The work is said to have around 600,000 verses, nearly 6 times as big as the ancient Indian epic Mahabharata. In total, there are 26 chapters constituting a very large volume of text, of which only three have been decoded.

===Coverage===
The author expounds on many philosophies which existed in the Jain classics, which are eloquently and skillfully interpreted in the work.

It is also believed to contain valuable information about various sciences including mathematics, chemistry, physics, astronomy, medicine, history, etc. Karlamangalam Srikantaiah, the editor of the first edition, has claimed that the work contains instructions for travel in water and space travel. It is also said that the work contains information about the production of modern weapons.

It is also claimed to consist of works in several languages including Sanskrit, Marathi, Telugu, Tamil, Prakrit, etc., apart from Kannada. Different languages can be realised by assigning different alphabets to different numbers.

===Codification===
Some of the patterns used include the Chakrabandha, Hamsabandha, Varapadmabandha, Sagarabandha, Sarasabandha, Kruanchabandha, Mayurabandha, Ramapadabandha, Nakhabandha, etc. As each of these patterns are identified and decoded, the contents can be read.

Though written in Kannada, its numerical encipherment enables speakers of other languages to also comprehend it.

===Challenges===

There are 16,000 chakras in all. Out of which only 1,270 chakras are available. There are 9 khandas in all. The available 1,270 chakras belong to Prathama khanda, called Mangala Prabhruta. (This is only a syllabus of the Siri Bhoovalaya, which contains 59 chapters). The remaining 8 khandas of work not available. The number of letters (in the form of numerals) used are 14 lakhs (14,00,000). It has been claimed that it is possible to decipher 6 lakh Shlokas or verses.

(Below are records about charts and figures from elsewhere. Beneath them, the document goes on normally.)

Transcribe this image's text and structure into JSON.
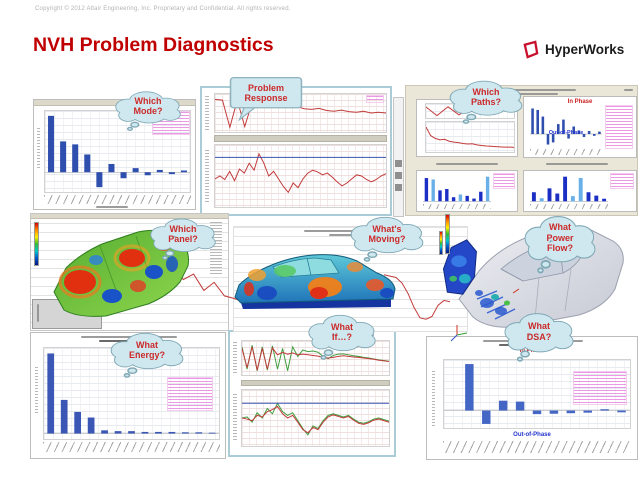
{
  "slide": {
    "copyright": "Copyright © 2012 Altair Engineering, Inc. Proprietary and Confidential. All rights reserved.",
    "title": "NVH Problem Diagnostics",
    "logo_text": "HyperWorks",
    "title_color": "#C00000",
    "logo_red": "#C8102E",
    "bubble_fill": "#CFE8F0",
    "bubble_text_color": "#CC2A2A",
    "bar_blue": "#3A57B5",
    "bar_dark_blue": "#1B2FC4",
    "bar_light_blue": "#6AB0E8",
    "line_red": "#C23B3B",
    "line_green": "#3F9E3F"
  },
  "bubbles": [
    {
      "id": "which-mode",
      "label": "Which Mode?"
    },
    {
      "id": "problem-response",
      "label": "Problem Response"
    },
    {
      "id": "which-paths",
      "label": "Which Paths?"
    },
    {
      "id": "which-panel",
      "label": "Which Panel?"
    },
    {
      "id": "whats-moving",
      "label": "What's Moving?"
    },
    {
      "id": "what-power-flow",
      "label": "What Power Flow?"
    },
    {
      "id": "what-energy",
      "label": "What Energy?"
    },
    {
      "id": "what-if",
      "label": "What If…?"
    },
    {
      "id": "what-dsa",
      "label": "What DSA?"
    }
  ],
  "chart_data": [
    {
      "name": "mode_participation_bars",
      "type": "bar",
      "color": "#2F4FAE",
      "values": [
        0.95,
        0.52,
        0.47,
        0.3,
        -0.25,
        0.14,
        -0.1,
        0.07,
        -0.05,
        0.04,
        -0.03,
        0.03
      ]
    },
    {
      "name": "problem_response_overview",
      "type": "line",
      "series": [
        {
          "color": "#C23B3B",
          "y": [
            0.88,
            0.86,
            0.1,
            0.86,
            0.12,
            0.8,
            0.76,
            0.72,
            0.74,
            0.7,
            0.66,
            0.68,
            0.62,
            0.6,
            0.63,
            0.57,
            0.55,
            0.58,
            0.54,
            0.52,
            0.55,
            0.5,
            0.52,
            0.5
          ]
        }
      ]
    },
    {
      "name": "problem_response_main",
      "type": "line",
      "hline": 0.82,
      "hline_color": "#3A57B5",
      "series": [
        {
          "color": "#C23B3B",
          "y": [
            0.45,
            0.5,
            0.44,
            0.58,
            0.42,
            0.62,
            0.55,
            0.72,
            0.6,
            0.88,
            0.72,
            0.5,
            0.58,
            0.45,
            0.32,
            0.22,
            0.38,
            0.3,
            0.45,
            0.55,
            0.6,
            0.57,
            0.52,
            0.55,
            0.48,
            0.4,
            0.33,
            0.38,
            0.45,
            0.52,
            0.5,
            0.44,
            0.4,
            0.44,
            0.5,
            0.54
          ]
        }
      ]
    },
    {
      "name": "paths_overview_top",
      "type": "line",
      "series": [
        {
          "color": "#C23B3B",
          "y": [
            0.8,
            0.15,
            0.82,
            0.2,
            0.75,
            0.72,
            0.7,
            0.72,
            0.7
          ]
        }
      ]
    },
    {
      "name": "paths_overview_main",
      "type": "line",
      "series": [
        {
          "color": "#C23B3B",
          "y": [
            0.85,
            0.55,
            0.45,
            0.4,
            0.42,
            0.35,
            0.32,
            0.3,
            0.27,
            0.25,
            0.26,
            0.22,
            0.2,
            0.18,
            0.17,
            0.16,
            0.15,
            0.14,
            0.14,
            0.13
          ]
        }
      ]
    },
    {
      "name": "paths_in_phase_bars",
      "type": "bar",
      "label_top": "In Phase",
      "label_bottom": "Out-of-Phase",
      "color": "#2F4FAE",
      "values": [
        0.85,
        0.8,
        0.58,
        -0.35,
        -0.28,
        0.33,
        0.48,
        -0.15,
        0.25,
        0.12,
        -0.1,
        0.1,
        -0.06,
        0.08
      ]
    },
    {
      "name": "paths_contribution_a",
      "type": "bar",
      "values": [
        0.85,
        0.8,
        0.4,
        0.45,
        0.15,
        0.25,
        0.2,
        0.1,
        0.35,
        0.9
      ],
      "colors": [
        "#1B2FC4",
        "#6AB0E8",
        "#1B2FC4",
        "#1B2FC4",
        "#1B2FC4",
        "#6AB0E8",
        "#1B2FC4",
        "#1B2FC4",
        "#1B2FC4",
        "#6AB0E8"
      ]
    },
    {
      "name": "paths_contribution_b",
      "type": "bar",
      "values": [
        0.35,
        0.12,
        0.5,
        0.3,
        0.95,
        0.2,
        0.9,
        0.35,
        0.22,
        0.1
      ],
      "colors": [
        "#1B2FC4",
        "#6AB0E8",
        "#1B2FC4",
        "#1B2FC4",
        "#1B2FC4",
        "#6AB0E8",
        "#6AB0E8",
        "#1B2FC4",
        "#1B2FC4",
        "#1B2FC4"
      ]
    },
    {
      "name": "panel_energy_pareto_bars",
      "type": "bar",
      "color": "#3A57B5",
      "values": [
        1.0,
        0.42,
        0.27,
        0.2,
        0.04,
        0.03,
        0.03,
        0.02,
        0.02,
        0.02,
        0.015,
        0.015,
        0.01
      ]
    },
    {
      "name": "whatif_overview",
      "type": "line",
      "series": [
        {
          "color": "#3F9E3F",
          "y": [
            0.85,
            0.15,
            0.9,
            0.1,
            0.85,
            0.12,
            0.88,
            0.15,
            0.8,
            0.1,
            0.85,
            0.55,
            0.75,
            0.7,
            0.72,
            0.68,
            0.55,
            0.48,
            0.58,
            0.62,
            0.63,
            0.6,
            0.57,
            0.55,
            0.52,
            0.5,
            0.47,
            0.44,
            0.42,
            0.4
          ]
        },
        {
          "color": "#C23B3B",
          "y": [
            0.8,
            0.2,
            0.85,
            0.12,
            0.8,
            0.15,
            0.82,
            0.6,
            0.68,
            0.62,
            0.66,
            0.6,
            0.62,
            0.6,
            0.58,
            0.56,
            0.52,
            0.5,
            0.52,
            0.55,
            0.57,
            0.55,
            0.53,
            0.52,
            0.5,
            0.48,
            0.46,
            0.43,
            0.41,
            0.39
          ]
        }
      ]
    },
    {
      "name": "whatif_main",
      "type": "line",
      "hline": 0.78,
      "hline_color": "#3A57B5",
      "series": [
        {
          "color": "#3F9E3F",
          "y": [
            0.5,
            0.52,
            0.42,
            0.6,
            0.5,
            0.68,
            0.58,
            0.78,
            0.62,
            0.55,
            0.6,
            0.45,
            0.3,
            0.18,
            0.35,
            0.3,
            0.45,
            0.55,
            0.58,
            0.55,
            0.52,
            0.55,
            0.48,
            0.42,
            0.4,
            0.43,
            0.48,
            0.5,
            0.47,
            0.44
          ]
        },
        {
          "color": "#C23B3B",
          "y": [
            0.5,
            0.48,
            0.45,
            0.55,
            0.52,
            0.62,
            0.66,
            0.72,
            0.58,
            0.5,
            0.55,
            0.42,
            0.28,
            0.22,
            0.32,
            0.28,
            0.42,
            0.52,
            0.56,
            0.53,
            0.5,
            0.53,
            0.46,
            0.4,
            0.38,
            0.41,
            0.46,
            0.48,
            0.45,
            0.42
          ]
        }
      ]
    },
    {
      "name": "dsa_bars",
      "type": "bar",
      "label_top": "In Phase",
      "label_bottom": "Out-of-Phase",
      "color": "#4466C4",
      "values": [
        0,
        2.6,
        -0.75,
        0.55,
        0.5,
        -0.2,
        -0.18,
        -0.15,
        -0.12,
        0.07,
        -0.1
      ]
    },
    {
      "name": "background_curve_panel",
      "type": "line",
      "series": [
        {
          "color": "#C23B3B",
          "y": [
            0.85,
            0.6,
            0.7,
            0.4,
            0.55,
            0.3,
            0.25,
            0.18
          ]
        }
      ]
    },
    {
      "name": "background_curve_center",
      "type": "line",
      "series": [
        {
          "color": "#C23B3B",
          "y": [
            0.72,
            0.7,
            0.68,
            0.6,
            0.45,
            0.25,
            0.1,
            0.08,
            0.12,
            0.28,
            0.35,
            0.33
          ]
        }
      ]
    }
  ]
}
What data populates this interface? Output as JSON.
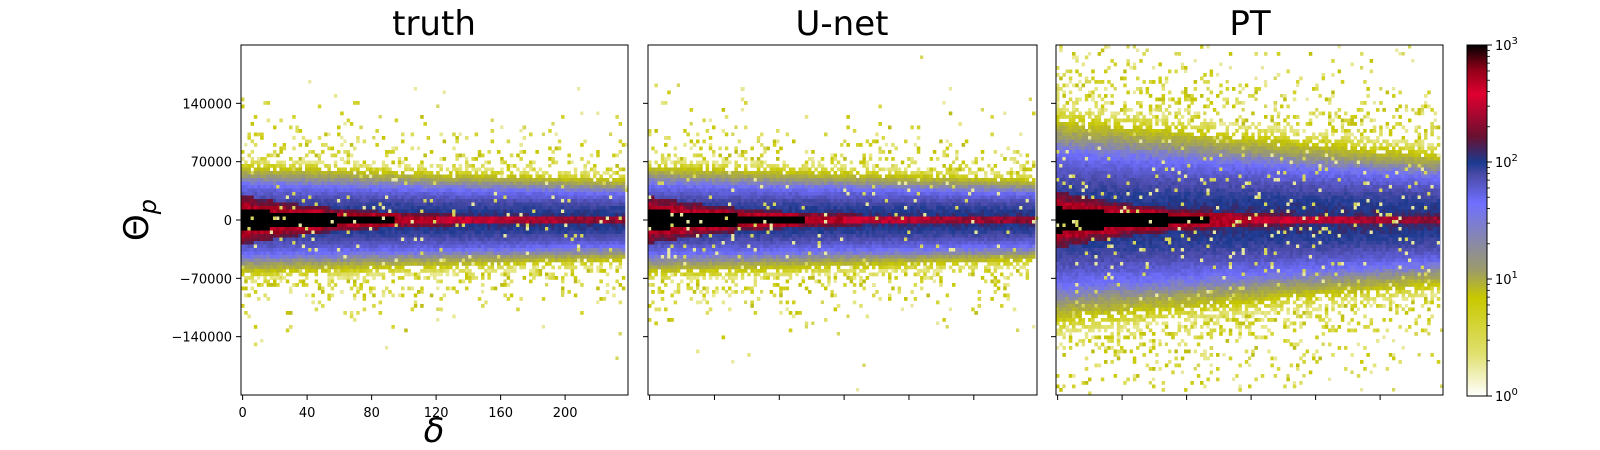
{
  "chart_data": [
    {
      "type": "heatmap",
      "title": "truth",
      "xlabel": "δ",
      "ylabel": "Θp",
      "ylabel_main": "Θ",
      "ylabel_sub": "p",
      "x_ticks": [
        "0",
        "40",
        "80",
        "120",
        "160",
        "200"
      ],
      "x_tick_values": [
        0,
        40,
        80,
        120,
        160,
        200
      ],
      "y_ticks": [
        "140000",
        "70000",
        "0",
        "−70000",
        "−140000"
      ],
      "y_tick_values": [
        140000,
        70000,
        0,
        -70000,
        -140000
      ],
      "xlim": [
        -1,
        239
      ],
      "ylim": [
        -210000,
        210000
      ],
      "density": {
        "core_halfwidth_at_0": 22000,
        "core_slope": -0.075,
        "spread_sigma_at_0": 33000,
        "spread_sigma_at_max": 25000,
        "tail_count": 190
      }
    },
    {
      "type": "heatmap",
      "title": "U-net",
      "xlim": [
        -1,
        239
      ],
      "ylim": [
        -210000,
        210000
      ],
      "density": {
        "core_halfwidth_at_0": 21000,
        "core_slope": -0.07,
        "spread_sigma_at_0": 33000,
        "spread_sigma_at_max": 25000,
        "tail_count": 190
      }
    },
    {
      "type": "heatmap",
      "title": "PT",
      "xlim": [
        -1,
        239
      ],
      "ylim": [
        -210000,
        210000
      ],
      "density": {
        "core_halfwidth_at_0": 26000,
        "core_slope": -0.08,
        "spread_sigma_at_0": 62000,
        "spread_sigma_at_max": 40000,
        "tail_count": 520
      }
    }
  ],
  "colorbar": {
    "scale": "log",
    "min": 1,
    "max": 1000,
    "tick_labels": [
      {
        "base": "10",
        "exp": "3",
        "value": 1000
      },
      {
        "base": "10",
        "exp": "2",
        "value": 100
      },
      {
        "base": "10",
        "exp": "1",
        "value": 10
      },
      {
        "base": "10",
        "exp": "0",
        "value": 1
      }
    ],
    "colors": [
      "#ffffff",
      "#c8c800",
      "#9b9b6b",
      "#6f6fff",
      "#1b3a8f",
      "#c00020",
      "#e00030",
      "#000000"
    ]
  }
}
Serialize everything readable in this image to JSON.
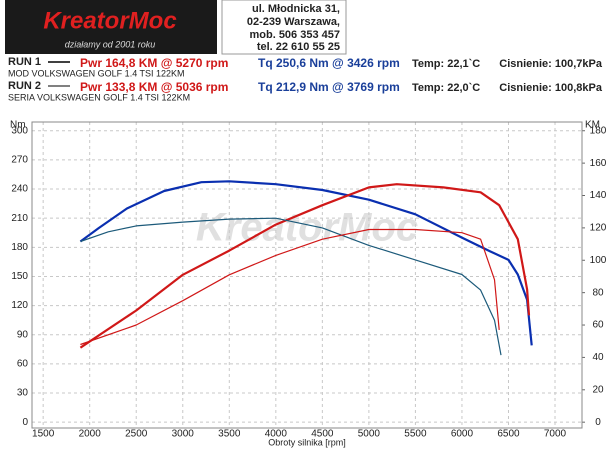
{
  "header": {
    "logo": "KreatorMoc",
    "slogan": "działamy od 2001 roku",
    "address": [
      "ul. Młodnicka 31,",
      "02-239  Warszawa,",
      "mob.  506 353 457",
      "tel.  22 610 55 25"
    ],
    "runs": [
      {
        "run": "RUN 1",
        "car": "MOD VOLKSWAGEN GOLF 1.4 TSI 122KM",
        "pwr": "Pwr  164,8 KM @ 5270 rpm",
        "tq": "Tq  250,6 Nm @ 3426 rpm",
        "temp": "Temp: 22,1`C",
        "press": "Cisnienie: 100,7kPa"
      },
      {
        "run": "RUN 2",
        "car": "SERIA VOLKSWAGEN GOLF 1.4 TSI 122KM",
        "pwr": "Pwr  133,8 KM @ 5036 rpm",
        "tq": "Tq  212,9 Nm @ 3769 rpm",
        "temp": "Temp: 22,0`C",
        "press": "Cisnienie: 100,8kPa"
      }
    ]
  },
  "chart_data": {
    "type": "line",
    "ylabel": "Nm",
    "y2label": "KM",
    "xlabel": "Obroty silnika [rpm]",
    "xlim": [
      1380,
      7290
    ],
    "xticks": [
      1500,
      2000,
      2500,
      3000,
      3500,
      4000,
      4500,
      5000,
      5500,
      6000,
      6500,
      7000
    ],
    "ylim": [
      -6,
      309
    ],
    "yticks": [
      0,
      30,
      60,
      90,
      120,
      150,
      180,
      210,
      240,
      270,
      300
    ],
    "y2lim": [
      -3.6,
      185.4
    ],
    "y2ticks": [
      0,
      20,
      40,
      60,
      80,
      100,
      120,
      140,
      160,
      180
    ],
    "grid": true,
    "series": [
      {
        "color": "#0a2fb0",
        "width": 2.2,
        "axis": "y",
        "x": [
          1900,
          2100,
          2400,
          2800,
          3200,
          3500,
          4000,
          4500,
          5000,
          5500,
          6000,
          6300,
          6500,
          6600,
          6700,
          6750
        ],
        "values": [
          186,
          200,
          220,
          238,
          247,
          248,
          245,
          239,
          229,
          214,
          190,
          176,
          167,
          152,
          126,
          79
        ]
      },
      {
        "color": "#d01818",
        "width": 2.2,
        "axis": "y2",
        "x": [
          1900,
          2500,
          3000,
          3500,
          4000,
          4500,
          5000,
          5300,
          5800,
          6200,
          6400,
          6600,
          6700,
          6720
        ],
        "values": [
          46,
          69,
          91,
          106,
          122,
          134,
          145,
          147,
          145,
          142,
          134,
          113,
          82,
          66
        ]
      },
      {
        "color": "#1c5a7a",
        "width": 1.2,
        "axis": "y",
        "x": [
          1900,
          2200,
          2500,
          3000,
          3500,
          4000,
          4500,
          5000,
          5500,
          6000,
          6200,
          6350,
          6420
        ],
        "values": [
          186,
          196,
          202,
          206,
          209,
          210,
          200,
          182,
          167,
          152,
          136,
          105,
          69
        ]
      },
      {
        "color": "#d01818",
        "width": 1.2,
        "axis": "y2",
        "x": [
          1900,
          2500,
          3000,
          3500,
          4000,
          4500,
          5000,
          5500,
          6000,
          6200,
          6350,
          6400
        ],
        "values": [
          48,
          60,
          75,
          91,
          103,
          113,
          119,
          119,
          117,
          113,
          88,
          57
        ]
      }
    ]
  }
}
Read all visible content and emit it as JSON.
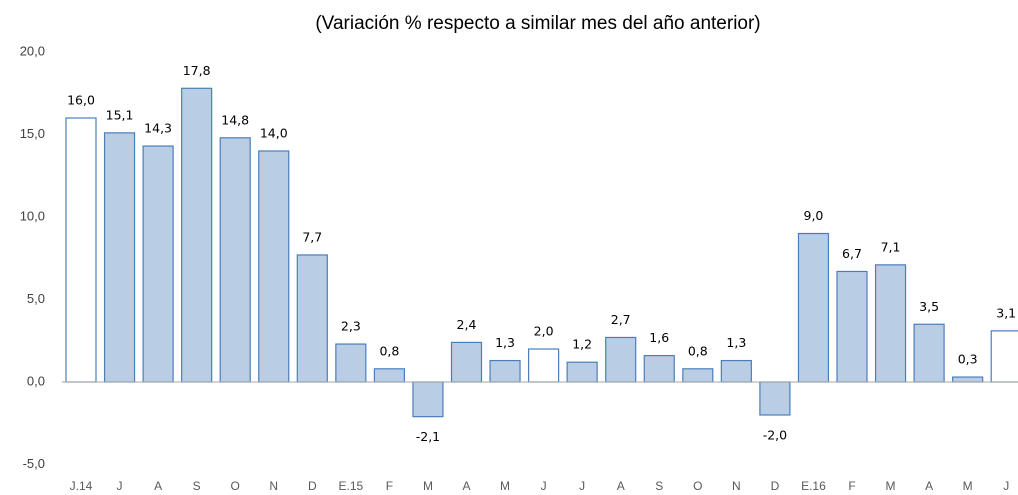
{
  "chart_data": {
    "type": "bar",
    "title": "(Variación % respecto a similar mes del año anterior)",
    "categories": [
      "J.14",
      "J",
      "A",
      "S",
      "O",
      "N",
      "D",
      "E.15",
      "F",
      "M",
      "A",
      "M",
      "J",
      "J",
      "A",
      "S",
      "O",
      "N",
      "D",
      "E.16",
      "F",
      "M",
      "A",
      "M",
      "J"
    ],
    "values": [
      16.0,
      15.1,
      14.3,
      17.8,
      14.8,
      14.0,
      7.7,
      2.3,
      0.8,
      -2.1,
      2.4,
      1.3,
      2.0,
      1.2,
      2.7,
      1.6,
      0.8,
      1.3,
      -2.0,
      9.0,
      6.7,
      7.1,
      3.5,
      0.3,
      3.1
    ],
    "value_labels": [
      "16,0",
      "15,1",
      "14,3",
      "17,8",
      "14,8",
      "14,0",
      "7,7",
      "2,3",
      "0,8",
      "-2,1",
      "2,4",
      "1,3",
      "2,0",
      "1,2",
      "2,7",
      "1,6",
      "0,8",
      "1,3",
      "-2,0",
      "9,0",
      "6,7",
      "7,1",
      "3,5",
      "0,3",
      "3,1"
    ],
    "colors": [
      "#ffffff",
      "#b9cde5",
      "#b9cde5",
      "#b9cde5",
      "#b9cde5",
      "#b9cde5",
      "#b9cde5",
      "#b9cde5",
      "#b9cde5",
      "#b9cde5",
      "#b9cde5",
      "#b9cde5",
      "#ffffff",
      "#b9cde5",
      "#b9cde5",
      "#b9cde5",
      "#b9cde5",
      "#b9cde5",
      "#b9cde5",
      "#b9cde5",
      "#b9cde5",
      "#b9cde5",
      "#b9cde5",
      "#b9cde5",
      "#ffffff"
    ],
    "edge_color": "#4a7ebb",
    "ylim": [
      -5,
      20
    ],
    "yticks": [
      {
        "value": -5,
        "label": "-5,0"
      },
      {
        "value": 0,
        "label": "0,0"
      },
      {
        "value": 5,
        "label": "5,0"
      },
      {
        "value": 10,
        "label": "10,0"
      },
      {
        "value": 15,
        "label": "15,0"
      },
      {
        "value": 20,
        "label": "20,0"
      }
    ],
    "grid": false
  }
}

Since no contemporary pandit is conversant with the esoteric metres employed in the work, the work of deciphering is being done with the help of computers. The whereabouts of remaining (16,000 - 1,270) = 14,730 chakras are not known.

==Modern reception==
Yelappa shastri,S. Srikanta Sastri, a respected name in the study of Indian history and culture, has commented on the work thus, This work is of great importance in the study of Kannada language and Literature and the literatures of Sanskrit, Prakritha, Tamil and Telugu. It throws light on the history of India and the history of Karnataka. This is an important source for the study of Indian Mathematics. It is helpful in the study of the development of Physics, Chemistry and the Life Sciences in India. It helps in the study of sculpture and iconography. If the versions of the Jain Ramayana, the Mahabharatha, the and other ancient Jain texts can be decoded, a comparison of those versions with the present day versions would be rewarding. Some Jain works which have been lost may be recovered from this work.